The gateway forwards complete message payloads between BLE and MQTT. It does not need to interpret Spotflow telemetry payloads to route them.
Delivery guarantees
The current BLE stream uses NOTIFY for device-to-gateway data and WRITE without response for gateway-to-device data. This provides best-effort delivery at the application level.
The frame format defines ACK, NACK, and the NEEDS_ACK flag for application-level acknowledgement, but that acknowledgement flow is not currently implemented.
Sample
The Spotflow device SDK includes a Zephyr sample that demonstrates the BLE transport: zephyr/samples/ble.
Use the Spotflow Web App as a BLE Gateway
For development and testing, the Spotflow Web App can act as a BLE gateway. It connects to a BLE leaf device and forwards telemetry to Spotflow over MQTT.
Open the BLE Gateway page from the user menu in the top-right corner of the application.

On the BLE Gateway page, select the ingest key to use for the MQTT connection.
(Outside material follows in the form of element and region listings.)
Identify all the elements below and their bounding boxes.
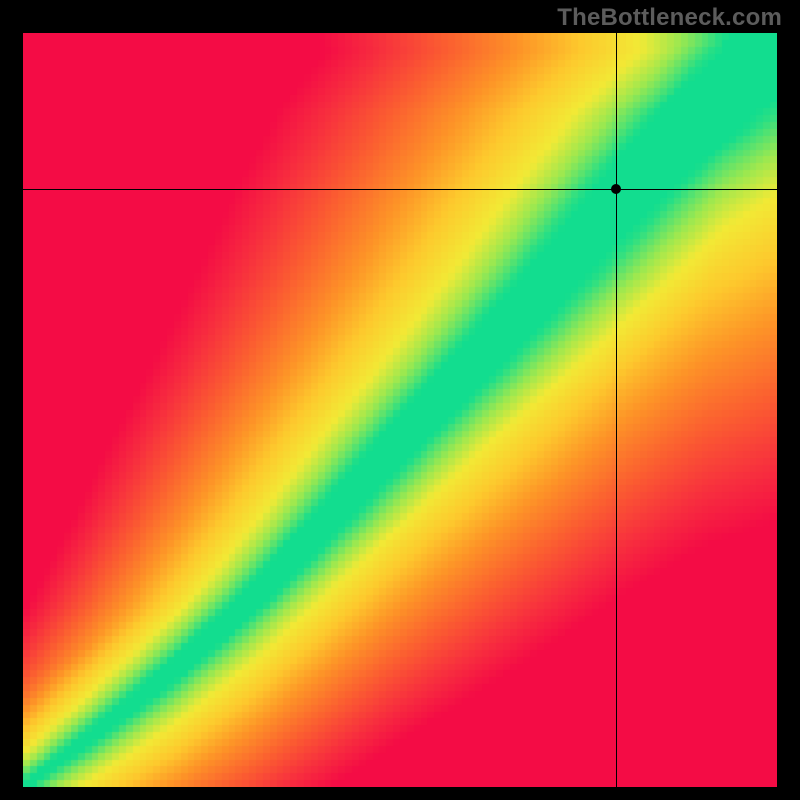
heatmap-plot [23, 33, 777, 787]
watermark-text: TheBottleneck.com [557, 4, 782, 32]
crosshair-marker [611, 184, 621, 194]
canvas-root: TheBottleneck.com [0, 0, 800, 800]
crosshair-horizontal [23, 189, 777, 190]
crosshair-vertical [616, 33, 617, 787]
heatmap-canvas [23, 33, 777, 787]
Then click Scan for BLE devices to find nearby BLE leaf devices advertising the Spotflow GATT service.
Select a device from the list to connect. Once connected, the browser forwards telemetry from the BLE device to Spotflow over MQTT.

This setup is intended for development and testing because the browser Bluetooth API provides limited control over the BLE stack.